Keprihatinan Nanda terhadap anak-anak Lambanapu bermula ketika ia diajak panitia “Duta Pariwisata Nusa Tenggara Timur 2017” untuk melihat keindahan alam di sana. Saat itu, Nanda menjadi salah satu dewan juri acara pemilihan Duta Pariwisata di NTT 2017. Alih-alih menikmat pemandangan alam, pemuda kelahiran Dili 13 Juli 1998 ini justru tersentuh ketika melihat segerombolan anak-anak sedang memakai seragam sekolah setelah berenang dari seberang sungai. Lokasi sekolah yang jauh membuat anak-anak itu harus mendaki perbukitan, menuruni lembah dan menyebrangi sungai setiap hari.

“Sedih rasanya melihat anak-anak Lambanapu yang harus berjuang melawan rasa takut saat menyeberang sungai dan mengangkat seragam dan alat sekolahnya,” kata mahasiswa yang aktif di berbagai organisasi di President University ini. Yang lebih menyedihkan, jika musim hujan air sungai Lambanapu akan meluap dan anak-anak harus pulang lebih cepat atau menginap di rumah warga yang dekat dengan sekolah, tambah Nanda.

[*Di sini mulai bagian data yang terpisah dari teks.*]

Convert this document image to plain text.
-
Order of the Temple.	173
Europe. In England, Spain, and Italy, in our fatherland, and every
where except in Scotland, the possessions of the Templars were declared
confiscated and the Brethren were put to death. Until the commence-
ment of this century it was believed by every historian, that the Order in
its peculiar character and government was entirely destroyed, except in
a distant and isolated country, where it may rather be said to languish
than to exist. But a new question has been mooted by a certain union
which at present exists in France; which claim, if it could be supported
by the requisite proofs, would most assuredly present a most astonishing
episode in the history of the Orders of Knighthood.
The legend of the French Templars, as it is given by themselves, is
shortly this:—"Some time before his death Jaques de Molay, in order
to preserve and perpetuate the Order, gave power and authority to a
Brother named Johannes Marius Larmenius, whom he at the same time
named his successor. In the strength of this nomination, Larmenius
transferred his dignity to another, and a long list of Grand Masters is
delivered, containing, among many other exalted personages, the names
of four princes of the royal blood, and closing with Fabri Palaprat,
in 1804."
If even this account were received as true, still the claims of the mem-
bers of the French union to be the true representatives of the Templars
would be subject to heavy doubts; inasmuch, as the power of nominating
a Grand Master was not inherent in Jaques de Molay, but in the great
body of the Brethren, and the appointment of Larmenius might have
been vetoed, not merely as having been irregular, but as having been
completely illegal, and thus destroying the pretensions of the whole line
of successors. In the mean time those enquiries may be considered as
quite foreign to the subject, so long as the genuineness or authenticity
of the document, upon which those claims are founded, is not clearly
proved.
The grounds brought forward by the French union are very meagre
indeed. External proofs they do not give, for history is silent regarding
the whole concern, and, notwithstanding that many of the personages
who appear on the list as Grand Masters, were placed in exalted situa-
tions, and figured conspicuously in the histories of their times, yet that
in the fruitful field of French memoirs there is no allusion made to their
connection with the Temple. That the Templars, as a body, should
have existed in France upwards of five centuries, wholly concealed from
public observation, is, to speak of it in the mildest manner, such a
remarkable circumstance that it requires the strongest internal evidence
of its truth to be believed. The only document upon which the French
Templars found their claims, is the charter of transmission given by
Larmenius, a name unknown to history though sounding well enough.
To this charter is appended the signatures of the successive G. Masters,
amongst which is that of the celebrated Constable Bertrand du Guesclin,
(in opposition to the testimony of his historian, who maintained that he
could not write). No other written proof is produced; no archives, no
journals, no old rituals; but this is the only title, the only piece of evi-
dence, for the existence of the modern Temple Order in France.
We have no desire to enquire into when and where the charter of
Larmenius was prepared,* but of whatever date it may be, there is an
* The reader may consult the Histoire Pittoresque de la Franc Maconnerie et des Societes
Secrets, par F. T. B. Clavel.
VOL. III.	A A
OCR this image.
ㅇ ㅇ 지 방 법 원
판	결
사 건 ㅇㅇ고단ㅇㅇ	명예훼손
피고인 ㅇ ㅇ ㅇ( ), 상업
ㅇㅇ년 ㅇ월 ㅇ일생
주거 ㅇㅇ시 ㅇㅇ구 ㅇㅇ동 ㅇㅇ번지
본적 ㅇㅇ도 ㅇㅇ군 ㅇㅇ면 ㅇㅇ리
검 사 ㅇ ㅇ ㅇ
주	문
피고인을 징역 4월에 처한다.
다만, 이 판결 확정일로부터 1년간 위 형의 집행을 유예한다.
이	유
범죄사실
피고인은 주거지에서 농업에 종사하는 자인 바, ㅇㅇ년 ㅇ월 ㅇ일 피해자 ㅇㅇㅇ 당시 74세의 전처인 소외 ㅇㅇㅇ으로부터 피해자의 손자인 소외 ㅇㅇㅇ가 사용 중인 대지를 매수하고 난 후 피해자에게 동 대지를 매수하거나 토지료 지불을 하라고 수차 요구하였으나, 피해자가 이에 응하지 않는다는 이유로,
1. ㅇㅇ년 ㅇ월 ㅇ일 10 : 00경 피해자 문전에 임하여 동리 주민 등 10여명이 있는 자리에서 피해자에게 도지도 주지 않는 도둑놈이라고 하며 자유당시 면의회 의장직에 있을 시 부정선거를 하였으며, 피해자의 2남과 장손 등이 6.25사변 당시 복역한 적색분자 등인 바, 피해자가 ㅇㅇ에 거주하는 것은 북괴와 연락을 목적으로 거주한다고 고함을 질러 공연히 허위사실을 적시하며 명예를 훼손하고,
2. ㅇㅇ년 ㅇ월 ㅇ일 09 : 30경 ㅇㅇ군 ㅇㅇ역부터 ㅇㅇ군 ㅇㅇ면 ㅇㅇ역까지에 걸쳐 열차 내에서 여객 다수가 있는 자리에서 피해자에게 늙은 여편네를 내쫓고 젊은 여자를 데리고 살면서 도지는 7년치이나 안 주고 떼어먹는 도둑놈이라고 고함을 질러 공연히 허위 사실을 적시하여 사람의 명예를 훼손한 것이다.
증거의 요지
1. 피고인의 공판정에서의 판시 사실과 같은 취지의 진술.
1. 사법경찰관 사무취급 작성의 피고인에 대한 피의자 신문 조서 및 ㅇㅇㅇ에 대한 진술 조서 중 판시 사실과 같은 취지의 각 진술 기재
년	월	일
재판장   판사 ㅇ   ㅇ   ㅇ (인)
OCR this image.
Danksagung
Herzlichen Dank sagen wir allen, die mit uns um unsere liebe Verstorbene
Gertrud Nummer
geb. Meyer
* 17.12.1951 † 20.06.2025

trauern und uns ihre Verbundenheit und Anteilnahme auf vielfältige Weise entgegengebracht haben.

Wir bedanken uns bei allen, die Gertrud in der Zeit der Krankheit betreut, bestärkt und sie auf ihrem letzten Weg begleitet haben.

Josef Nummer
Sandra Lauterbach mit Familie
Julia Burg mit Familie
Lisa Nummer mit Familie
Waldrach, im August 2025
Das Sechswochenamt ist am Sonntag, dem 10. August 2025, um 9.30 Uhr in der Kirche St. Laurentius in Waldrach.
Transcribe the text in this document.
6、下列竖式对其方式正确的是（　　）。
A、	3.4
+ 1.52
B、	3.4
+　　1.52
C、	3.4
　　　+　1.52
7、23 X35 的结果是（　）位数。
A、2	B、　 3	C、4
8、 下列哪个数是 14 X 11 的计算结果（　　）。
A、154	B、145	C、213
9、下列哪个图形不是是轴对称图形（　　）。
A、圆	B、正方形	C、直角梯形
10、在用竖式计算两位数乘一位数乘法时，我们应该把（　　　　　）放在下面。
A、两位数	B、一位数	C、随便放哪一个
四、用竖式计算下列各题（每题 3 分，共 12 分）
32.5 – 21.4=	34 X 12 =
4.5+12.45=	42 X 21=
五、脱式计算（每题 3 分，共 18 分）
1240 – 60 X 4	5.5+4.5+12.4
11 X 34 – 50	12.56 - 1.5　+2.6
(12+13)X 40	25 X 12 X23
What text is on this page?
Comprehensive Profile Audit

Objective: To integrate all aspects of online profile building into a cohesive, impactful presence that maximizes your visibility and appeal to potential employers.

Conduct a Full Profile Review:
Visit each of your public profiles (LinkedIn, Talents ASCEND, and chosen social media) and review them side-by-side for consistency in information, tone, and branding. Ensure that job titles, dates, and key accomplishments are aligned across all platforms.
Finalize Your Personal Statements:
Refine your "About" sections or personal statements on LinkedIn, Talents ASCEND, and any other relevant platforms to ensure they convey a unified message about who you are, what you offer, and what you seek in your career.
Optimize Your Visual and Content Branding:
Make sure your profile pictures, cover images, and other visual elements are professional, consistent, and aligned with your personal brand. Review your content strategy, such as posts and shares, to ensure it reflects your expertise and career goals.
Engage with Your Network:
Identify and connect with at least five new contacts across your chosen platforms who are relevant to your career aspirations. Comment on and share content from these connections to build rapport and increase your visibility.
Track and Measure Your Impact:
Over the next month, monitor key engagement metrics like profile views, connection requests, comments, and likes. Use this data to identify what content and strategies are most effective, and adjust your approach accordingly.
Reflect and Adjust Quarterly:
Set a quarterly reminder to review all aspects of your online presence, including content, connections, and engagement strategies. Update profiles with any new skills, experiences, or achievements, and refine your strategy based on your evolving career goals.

Melihat perjuangan, pengorbanan dan semangat anak-anak sungai Lambanapu, Nanda kemudian menemui warga setempat dan guru sekolah untuk mengajukan rencana membangun jembatan gantung di sungai Lambanapu. Walaupun seharusnya pembangunan jembatan menjadi tanggung jawab pemerintah dan kenyataannya belum ada pejabat pemerintah yang berkunjung kesana, tak membuat pemuda yang murah senyum ini justru menyalahkan pemerintah atau pihak lain. “Bukan saatnya kita saling menyalahkan, saya ingin mengajak semua orang berkolaborasi bersama membantu anak-anak tersebut,” ujar Nanda.

Akhirnya Nanda mengajak semua orang ikut memberikan donasi lewat Kita Bisa dan mewujudkan jembatan gantung Lambanapu. “Karena saya bukan arsitek, jadi biaya pembangunan jembatan gantung Lambanapu saya perkirakan saja nilainya yaitu Rp 500 juta,” kata mantan Duta Wisata Indonesia 2015 ini. Sejak kampanye donasi dibuka pada Desember 2017, saat ini sudah terkumpul Rp 505.706.051,-.

Hingga tulisan ini dibuat, proses pembangunan jembatan sedang berlangsung. Mulai dari pembebasan tanah, pengerasan lahan dan pekerjaan konstruksi sipil lainnya. Diperkirakan jembatan gantung Lambanapu membutuhkan biaya Rp1,6 milyar. Untungnya, karena kampanye menjadi viral, bantuan juga diperoleh dari pemerintah daerah setempat, pemerintah pusat, perusahaan swasta, kalangan perorangan dan juga NGO asal Eropa yang meminjamkan peralatan khusus membangun jembatan gantung.

Jika pembangunan jembatan gantung sudah selesai, Nanda ingin melanjutkan membuat Taman Bacaan yang berisi buku-buku biografi tokoh inspiratif, buku pelajaran sekolah dasar dan permainan anak. “Saya ingin anak-anak di sekitar sungai Lambanapu kelak menjadi orang sukses,” tegas Nanda.